5.6 Treasurer. The Treasurer will oversee receipt and disbursement of all funds of the Cooperative, ensure that complete records of all financial transactions of the association are kept, and perform other duties required by the Board. The Board may authorize the Treasurer to delegate duties to any other officer or employee of the Cooperative.

5.7 General Manager. When required for the operation of the Cooperative’s business, the Board will employ and supervise a general manager. The general manager will have general charge of the ordinary and usual business operations of the Cooperative, subject to the policies and approval of the board. The general manager will properly maintain all business records and accounts, and will provide annual and periodic reports in a form and manner prescribed by the board. The general manager will employ and discharge employees subject to established policy. The general manager will handle and account for all monies belonging to the Cooperative which come into his or her possession in the manner and form prescribed by board policy.

Article VI: Patronage Dividends

6.1 Allocations to Members. The Cooperative shall allocate and distribute to Members the net profit from business done with them in such a manner as to qualify them as patronage dividends consistent with cooperative principles, applicable state and federal laws and generally accepted accounting principles. The Board shall determine when and how such allocations and distributions will be made.

6.2 Consent of Members. By obtaining or retaining membership in the Cooperative, each Member consents to take into account, in the manner and to the extent required by federal and state tax law, any patronage dividend received from the Cooperative.

Article VII: Dissolution

7.1 Dissolution of the Cooperative. The Cooperative may be dissolved at a Member meeting if proper notice of a resolution for dissolution has been given. The resolution must be adopted by three-fourths of the votes cast on thereon.

7.2 Liquidation. If the resolution is adopted, either a committee designated by the resolution or the board shall liquidate all assets and pay the net proceeds of such liquidation available for distribution to all persons entitled to the same by law, the Articles, and the Bylaws.
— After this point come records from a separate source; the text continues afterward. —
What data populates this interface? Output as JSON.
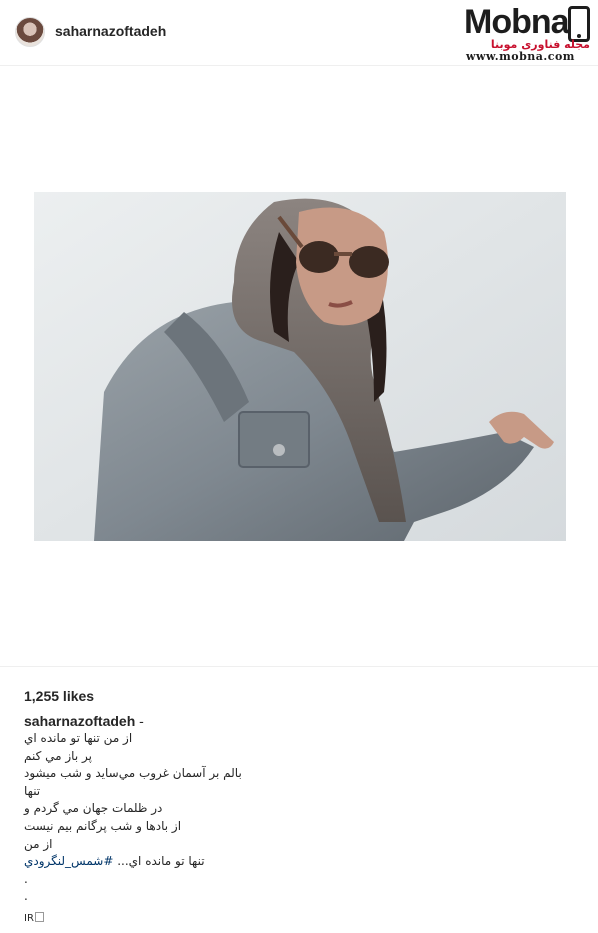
{
  "header": {
    "username": "saharnazoftadeh"
  },
  "watermark": {
    "word_start": "Mob",
    "word_end": "na",
    "tagline": "مجله فناوری موبنا",
    "url": "www.mobna.com"
  },
  "post": {
    "image_alt": "woman in headscarf, sunglasses and denim jacket",
    "colors": {
      "background": "#dfe3e5",
      "denim": "#7f8890",
      "scarf": "#6d6560",
      "hair": "#2a1f1c",
      "skin": "#c79a86"
    }
  },
  "footer": {
    "likes": "1,255 likes",
    "caption_user": "saharnazoftadeh",
    "caption_dash": "-",
    "caption_lines": [
      "از من تنها تو مانده اي",
      "پر باز مي كنم",
      "بالم بر آسمان غروب مي‌سايد و شب ميشود",
      "تنها",
      "در ظلمات جهان مي گردم و",
      "از بادها و شب پرگانم بيم نيست",
      "از من",
      "تنها تو مانده اي... ",
      ".",
      "."
    ],
    "hashtag": "#شمس_لنگرودي",
    "suffix": "IR"
  }
}
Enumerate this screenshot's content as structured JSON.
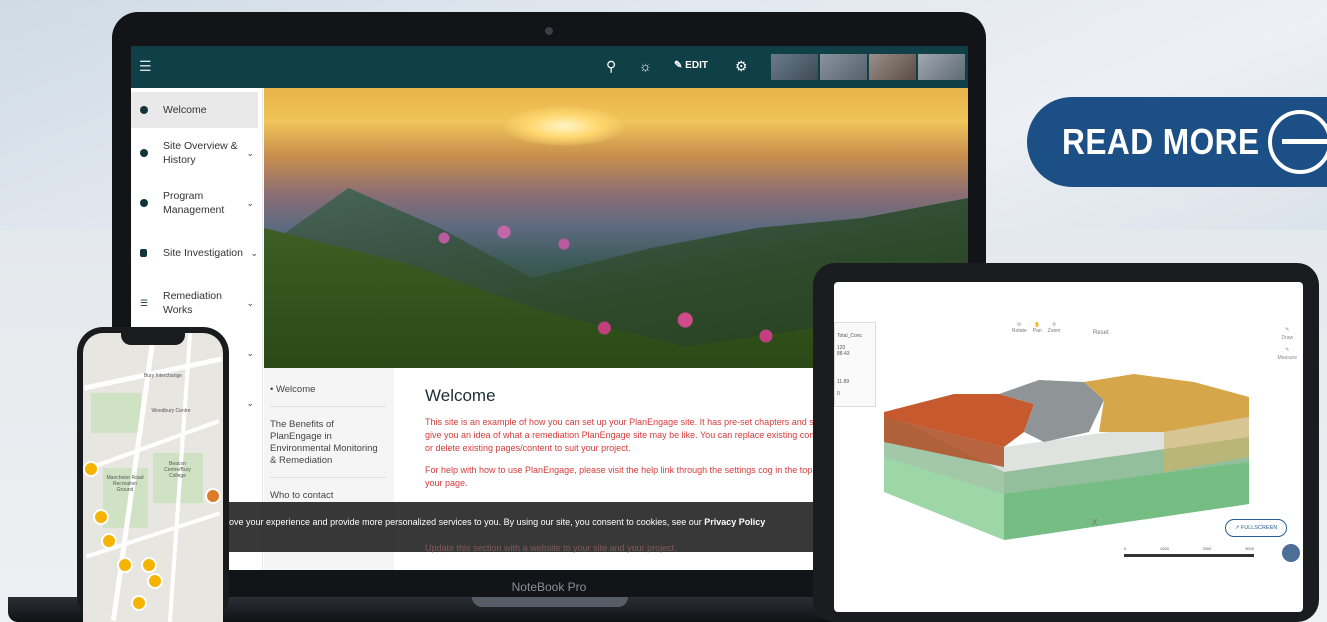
{
  "laptop": {
    "label": "NoteBook Pro",
    "topbar": {
      "menu_icon": "hamburger-icon",
      "search_icon": "search-icon",
      "theme_icon": "brightness-icon",
      "edit_label": "EDIT",
      "settings_icon": "gear-icon"
    },
    "sidebar": {
      "items": [
        {
          "label": "Welcome",
          "active": true
        },
        {
          "label": "Site Overview & History"
        },
        {
          "label": "Program Management"
        },
        {
          "label": "Site Investigation"
        },
        {
          "label": "Remediation Works"
        }
      ]
    },
    "page_nav": {
      "items": [
        "• Welcome",
        "The Benefits of PlanEngage in Environmental Monitoring & Remediation",
        "Who to contact"
      ]
    },
    "content": {
      "title": "Welcome",
      "paragraphs": [
        "This site is an example of how you can set up your PlanEngage site. It has pre-set chapters and st",
        "give you an idea of what a remediation PlanEngage site may be like. You can replace existing cont",
        "or delete existing pages/content to suit your project.",
        "For help with how to use PlanEngage, please visit the help link through the settings cog in the top",
        "your page."
      ],
      "faded_line": "Update this section with a website to your site and your project."
    },
    "cookie_banner": {
      "text": "ove your experience and provide more personalized services to you. By using our site, you consent to cookies, see our ",
      "link": "Privacy Policy"
    },
    "colors": {
      "topbar": "#0f3f47",
      "content_text": "#d43b3b"
    }
  },
  "read_more": {
    "label": "READ MORE",
    "icon": "minus-circle-icon",
    "color": "#1d4f87"
  },
  "tablet": {
    "legend_title": "Total_Conc",
    "legend_values": [
      "120",
      "88.43",
      "11.89",
      "0"
    ],
    "tools": [
      "Rotate",
      "Pan",
      "Zoom"
    ],
    "reset_label": "Reset",
    "side_tools": [
      "Draw",
      "Measure"
    ],
    "fullscreen_label": "FULLSCREEN",
    "scale_labels": [
      "0",
      "1000",
      "2000",
      "3000"
    ],
    "axis_label": "X"
  },
  "phone": {
    "map_labels": [
      "Bury Interchange",
      "Woodbury Centre",
      "Mancheter Road Recreation Ground",
      "Beacon Centre/Bury College"
    ]
  }
}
7.3 Distribution Upon dissolution, the assets of the Cooperative shall be distributed in the following order:

(a) To pay the costs of dissolution;

(b) To pay any liabilities, including member loans;

(c) To redeem the paid in capital attributable to all preferred stock issued and outstanding;

 

(d) To redeem the paid in capital attributable to common stock or membership fees;

 

(e) To redeem any allocated patronage credits of members; and

 

 

(f) Any remaining assets shall be distributed among the active Members in good standing on the basis of such Members’ patronage over the ten (10) years preceding dissolution.

 

Article VIII: Miscellaneous

8.1 Amendments. These Bylaws may be amended or repealed in whole or in part by a majority of the Members who participate in the vote. An amendment may be proposed by decision of the Board or by petition of at least five percent (5%) of active Members. The proposed amendment shall be publicized to the membership not less than four (4) weeks prior to the voting process, which shall be held at a time and in a manner determined by the Board.
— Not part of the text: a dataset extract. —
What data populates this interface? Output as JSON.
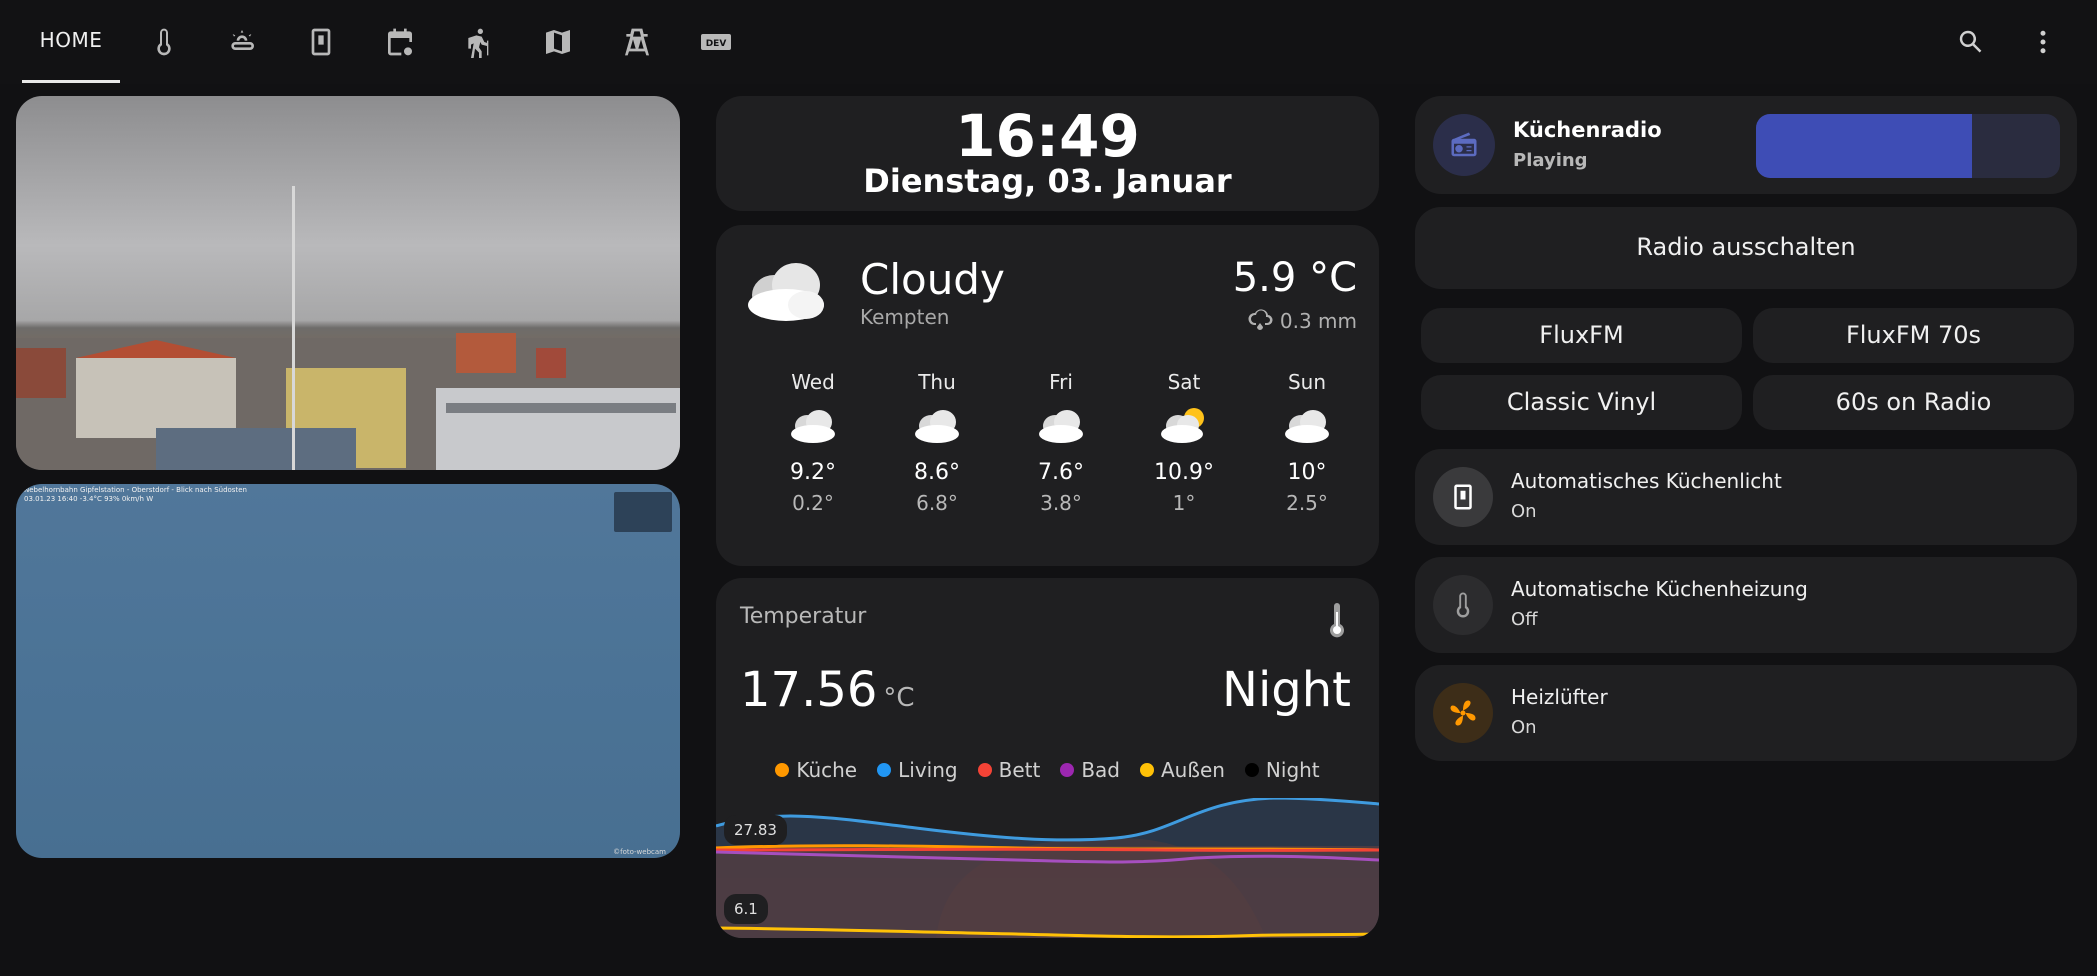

8.2 Notices. Whenever notice is required by this chapter to be given to any person, such notice shall be given either personally, by mail, or by electronic mail. If mailed, such notice is given when deposited in the United States mail, with postage prepaid thereon, addressed to such person at the person's address as it appears on the records of the Cooperative. A signed waiver is equivalent to personal notice to the person so signing.
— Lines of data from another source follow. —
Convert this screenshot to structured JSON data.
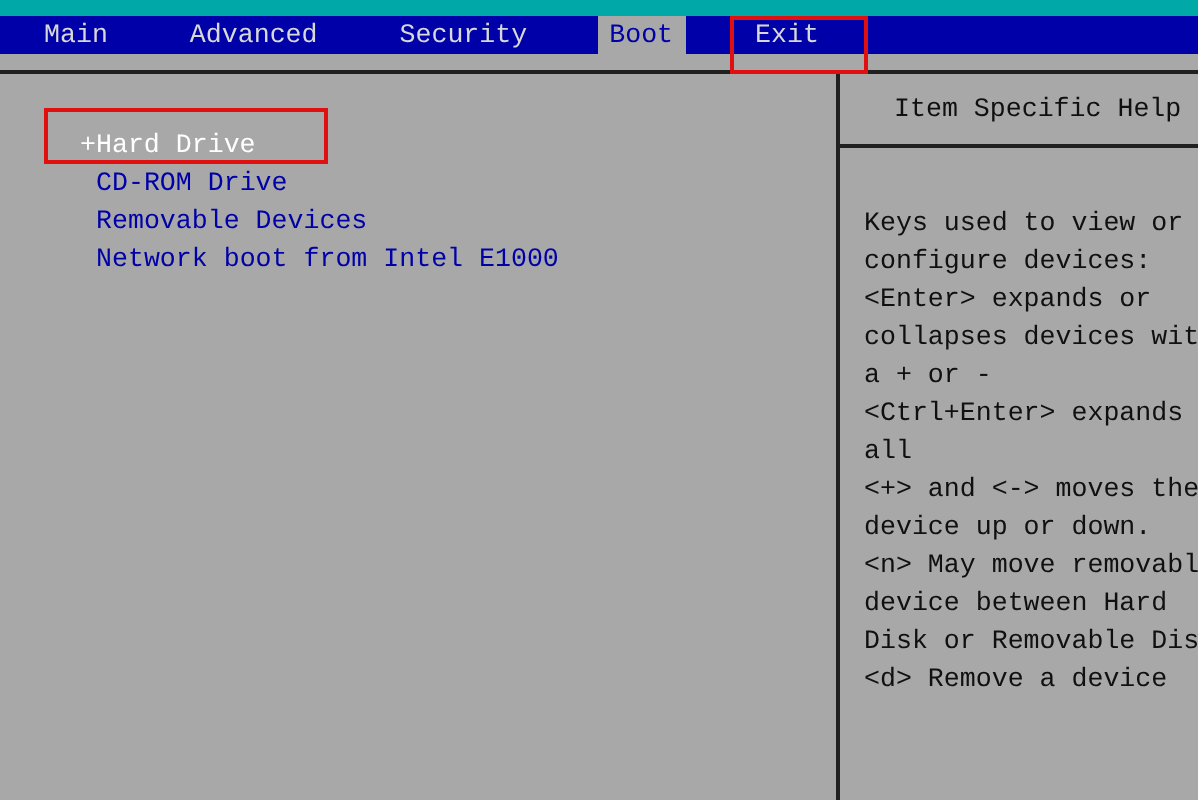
{
  "menu_bar": {
    "tabs": [
      {
        "label": "Main",
        "selected": false,
        "annotated": false
      },
      {
        "label": "Advanced",
        "selected": false,
        "annotated": false
      },
      {
        "label": "Security",
        "selected": false,
        "annotated": false
      },
      {
        "label": "Boot",
        "selected": true,
        "annotated": false
      },
      {
        "label": "Exit",
        "selected": false,
        "annotated": true
      }
    ]
  },
  "boot_order": {
    "items": [
      {
        "label": "+Hard Drive",
        "selected": true,
        "annotated": true
      },
      {
        "label": "CD-ROM Drive",
        "selected": false,
        "annotated": false
      },
      {
        "label": "Removable Devices",
        "selected": false,
        "annotated": false
      },
      {
        "label": "Network boot from Intel E1000",
        "selected": false,
        "annotated": false
      }
    ]
  },
  "help_panel": {
    "title": "Item Specific Help",
    "lines": [
      "Keys used to view or",
      "configure devices:",
      "<Enter> expands or",
      "collapses devices wit",
      "a + or -",
      "<Ctrl+Enter> expands",
      "all",
      "<+> and <-> moves the",
      "device up or down.",
      "<n> May move removabl",
      "device between Hard",
      "Disk or Removable Dis",
      "<d> Remove a device"
    ]
  }
}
8.3 Severability. To assure the carrying out of the purposes hereof, each and every one of the provisions of these Bylaws are to be regarded and construed as independent of every other provision. In the event that the final determination of a Court of competent jurisdiction shall adjudge that any of the terms, conditions or provisions of these Bylaws or the Articles are invalid, such adjudication shall in no wise affect the validity of the remaining provisions.

8.4 Governing Law. These Bylaws and the internal governance of the Cooperative shall be controlled by the laws of the State of North Dakota.